The school district’s decision-making process around reopening schools generated anger and shaming on social media. Social gatherings led to an uptick of local coronavirus cases, and recriminations followed. Most recently, social media has exploded with accusations of sexual harassment and accounts of racism in the school community — and racism in the broader community that’s entwined with Piedmont’s history. Presumably coherence and stability await us again sometime in the future — but when exactly, we simply do not know.
And this uncertainty — are we going to be OK, and when and how does life proceed in the meantime, without school and work and family and community as we know it — is very difficult to bear. As we watch events unfold over managing these losses, it is clear that our community is struggling.

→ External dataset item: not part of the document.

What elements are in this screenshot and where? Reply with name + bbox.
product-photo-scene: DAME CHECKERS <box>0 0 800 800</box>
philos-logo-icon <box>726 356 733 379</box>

We should all remember that even our oldest and most cherished traditions were once new. Change brings opportunity to reaffirm the things we stand for. The spirit of community engagement and civic responsibility which Piedmont so prides itself must transform itself to meet the current moment. We are at war with a virus, not one another.

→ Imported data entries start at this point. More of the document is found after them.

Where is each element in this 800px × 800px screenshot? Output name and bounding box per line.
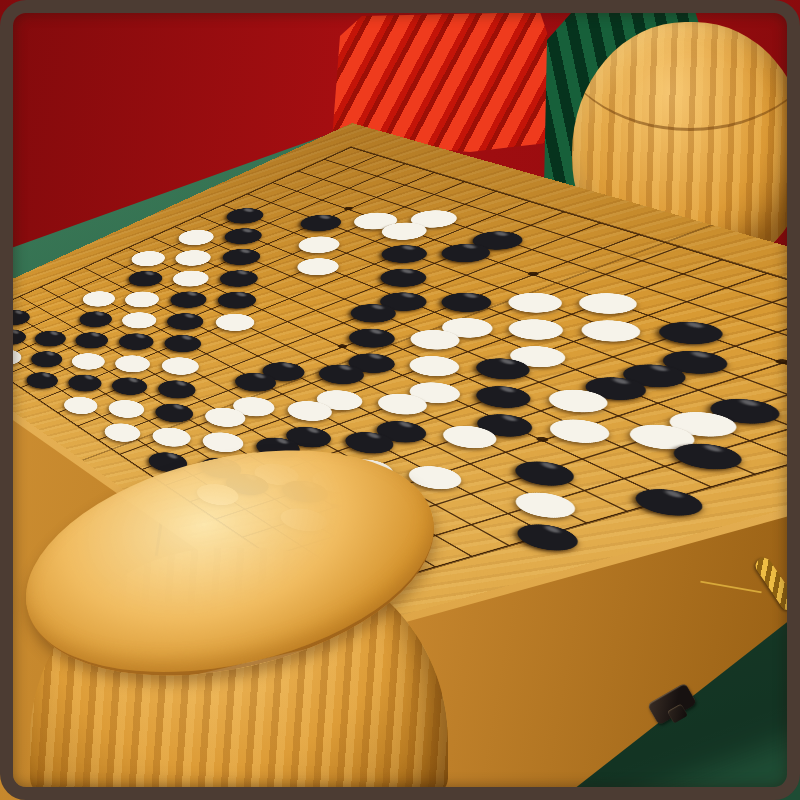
stone-highlight — [10, 329, 20, 334]
stone-highlight — [90, 332, 101, 337]
stone-highlight — [368, 353, 384, 360]
stone-highlight — [275, 437, 290, 444]
stone-highlight — [172, 404, 185, 410]
stone-highlight — [186, 291, 198, 296]
stone-highlight — [539, 462, 559, 470]
star-point — [526, 271, 542, 277]
stone-highlight — [649, 364, 670, 372]
stone-highlight — [239, 249, 251, 254]
stone-highlight — [181, 335, 193, 341]
stone-highlight — [83, 375, 94, 381]
stone-highlight — [237, 270, 250, 275]
stone-highlight — [41, 372, 51, 378]
stone-highlight — [542, 525, 562, 534]
stone-highlight — [49, 331, 59, 336]
stone-highlight — [175, 380, 187, 386]
stone-highlight — [370, 304, 385, 310]
stone-highlight — [241, 228, 253, 233]
stone-highlight — [281, 362, 295, 368]
star-point — [336, 344, 349, 350]
stone-highlight — [463, 292, 480, 298]
stone-highlight — [305, 427, 320, 434]
stone-highlight — [688, 351, 710, 359]
stone-highlight — [338, 365, 353, 372]
stone-highlight — [14, 310, 23, 315]
star-point — [773, 359, 794, 366]
stone-highlight — [662, 489, 685, 498]
stone-highlight — [166, 452, 179, 459]
stone-highlight — [143, 271, 154, 276]
stone-highlight — [183, 313, 195, 319]
stone-highlight — [318, 215, 332, 220]
stone-highlight — [45, 351, 55, 356]
stone-highlight — [700, 444, 723, 453]
stone-highlight — [253, 373, 267, 379]
stone-highlight — [398, 421, 415, 428]
star-point — [534, 436, 551, 443]
stone-highlight — [400, 292, 416, 298]
stone-highlight — [498, 358, 516, 365]
stone-highlight — [610, 377, 631, 385]
stone-highlight — [462, 243, 478, 249]
stone-highlight — [94, 311, 105, 316]
product-photo-scene: ●●●●●●●●●●●●●●●●●●●●●●●●●●●●●●●●●●●●●●●●… — [0, 0, 800, 800]
stone-highlight — [128, 377, 140, 383]
stone-highlight — [366, 432, 382, 439]
stone-highlight — [235, 291, 248, 297]
stone-highlight — [684, 321, 706, 328]
stone-highlight — [243, 208, 255, 213]
stone-highlight — [369, 328, 384, 334]
stone-highlight — [400, 268, 415, 274]
stone-highlight — [134, 333, 145, 339]
stone-highlight — [500, 414, 519, 422]
stone-highlight — [499, 386, 517, 393]
stone-highlight — [494, 231, 511, 237]
stone-highlight — [400, 245, 415, 251]
stone-highlight — [738, 399, 762, 407]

We should instead focus on the most important issues at hand: keeping our families and community safe, taking care of our neighbors (broadly defined) and ourselves, giving our children the best education possible (even if online), and setting an example to them and others by appealing to our better selves in the process. Honest conversations about who we are and how we can be better must take place. Let’s be curious and follow where empathy leads us. It is our shared responsibility and sacrifice that will be key to getting through and recovering from this difficult period.
What do we owe each other? Kindness, empathy, honesty, respectful discourse. And safety.
Fasten your seatbelt, it’s going to be a bumpy ride. Let’s be good to each other on the way.
Yes! Very well said. We wish you all the best.
Great messaging! I would add to fasten your seat belt……wear a mask!
EXCELLENT. Thank you, Team Exedra.
Well done, team. Keep up the good work.
Thank you Team Exedra for this thoughtful letter and your commitment to keeping the Piedmont community engaged and informed. Two lines in your letter really spoke to me: 1:”change brings opportunity to reaffirm what we stand for” and 2. “We are at war with a virus, not each other”. I will remember them!
Thank you for such a thoughtful and inspiring editorial.
Thank you for adding empathy and humility to our news. We are so fortunate to have this medium to build our community. Thank YOU!
Thank you so much.
Well said. Thank you. Humans have so much potential. So may our compassion for one another, our empathy and our helping and nurturing spirits prevail.